Spotlight on Economics: Water Laws
By David Saxowsky, Associate Professor
NDSU Agribusiness and Applied Economics Department
Water: We often seem to have too much or not enough of this critical resource. It depends on the circumstances. Water also frequently may not have the desired quality or purity we would like.
A fundamental concept of water is the law that all water in North Dakota is owned by the state. The North Dakota constitution states that “all flowing streams and natural watercourses shall forever remain the property of the state for mining, irrigating and manufacturing purposes (North Dakota Constitution Article XI, Section 3).
North Dakota statutory law expands on this concept by stating that “all waters within the limits of the state … belong to the public and are subject to appropriation … including waters on the surface of the earth … waters under the surface of the earth … all residual waters resulting from beneficial use … all waters artificially drained … and all waters, excluding privately owned waters (N.D.C.C. 61-01-01).” It is quite clear from state law that water belongs to the state. “Privately owned” is a narrowly interpreted exception that is beyond the scope of this brief article.
The idea that the state owns the water is common among states.
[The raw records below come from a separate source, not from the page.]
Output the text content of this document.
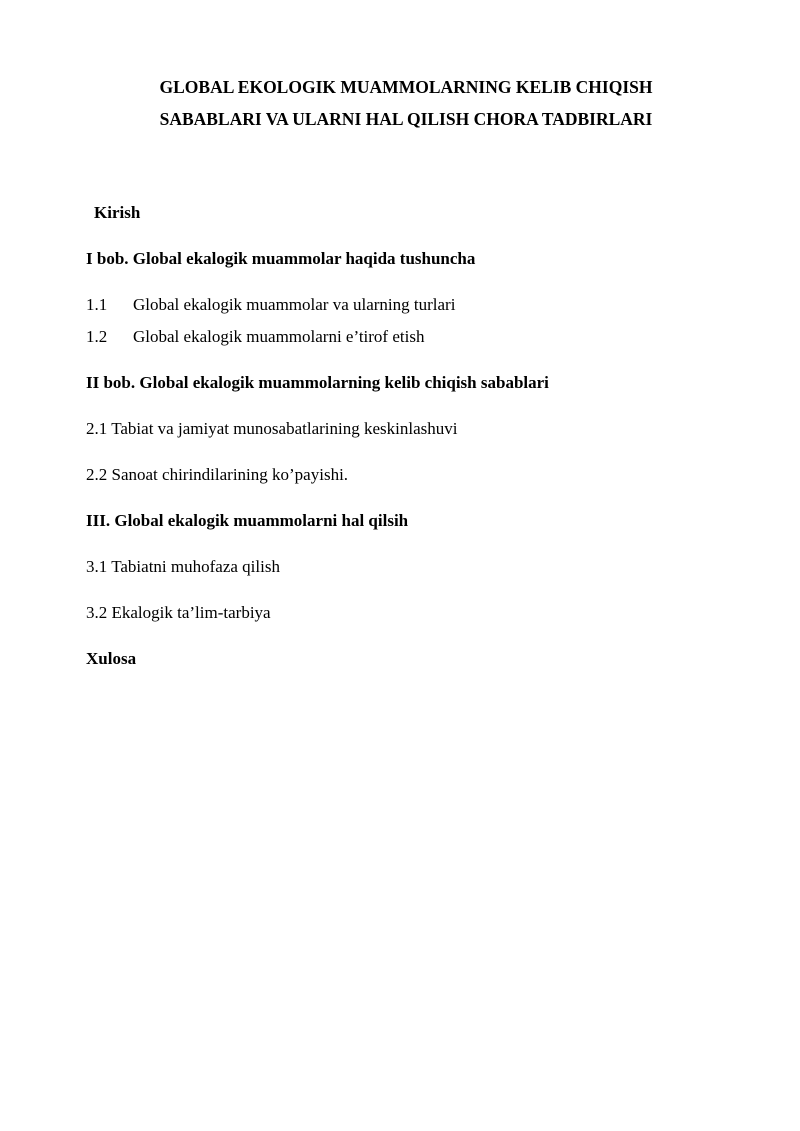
GLOBAL EKOLOGIK MUAMMOLARNING KELIB CHIQISH
SABABLARI VA ULARNI HAL QILISH CHORA TADBIRLARI
Kirish
I bob. Global ekalogik muammolar haqida tushuncha
1.1 Global ekalogik muammolar va ularning turlari
1.2 Global ekalogik muammolarni e’tirof etish
II bob. Global ekalogik muammolarning kelib chiqish sabablari
2.1 Tabiat va jamiyat munosabatlarining keskinlashuvi
2.2 Sanoat chirindilarining ko’payishi.
III. Global ekalogik muammolarni hal qilsih
3.1 Tabiatni muhofaza qilish
3.2 Ekalogik ta’lim-tarbiya
Xulosa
A question that sometimes is posed relates to interstate water, such as the Missouri River. Is that North Dakota water? The general answer is yes. For example, when water enters North Dakota from Montana, it becomes North Dakota water. When it flows into South Dakota, it becomes South Dakota water.
We only use water with the permission of the state. This includes the water in our stock ponds for livestock, as well as the water we use for household purposes from our private well. These water uses do not require an explicit permit from the state, but the use is “only as permitted” by state law.
Other uses of water, however, require an explicit permit. For example, a permit is needed to use water for irrigation, industrial or municipal purposes. A permit also is needed to store more than 12.5 acre-feet of water, even if the water will be used for livestock purposes.
Applications for a water permit are submitted to the North Dakota State Water Commission’s state engineer. Landowners, other water users and government units near the planned water use are notified of the application and the opportunity to provide input at a public hearing. One consideration in determining whether to grant a water permit is whether “unappropriated” water is available from the water source.
People intending to use water are urged to seek the appropriate legal counsel because numerous details must be worked through. However, remember that water belongs to the state and we use the water only with the state’s permission.
In a future discussion, I will talk about disposing of undesired water.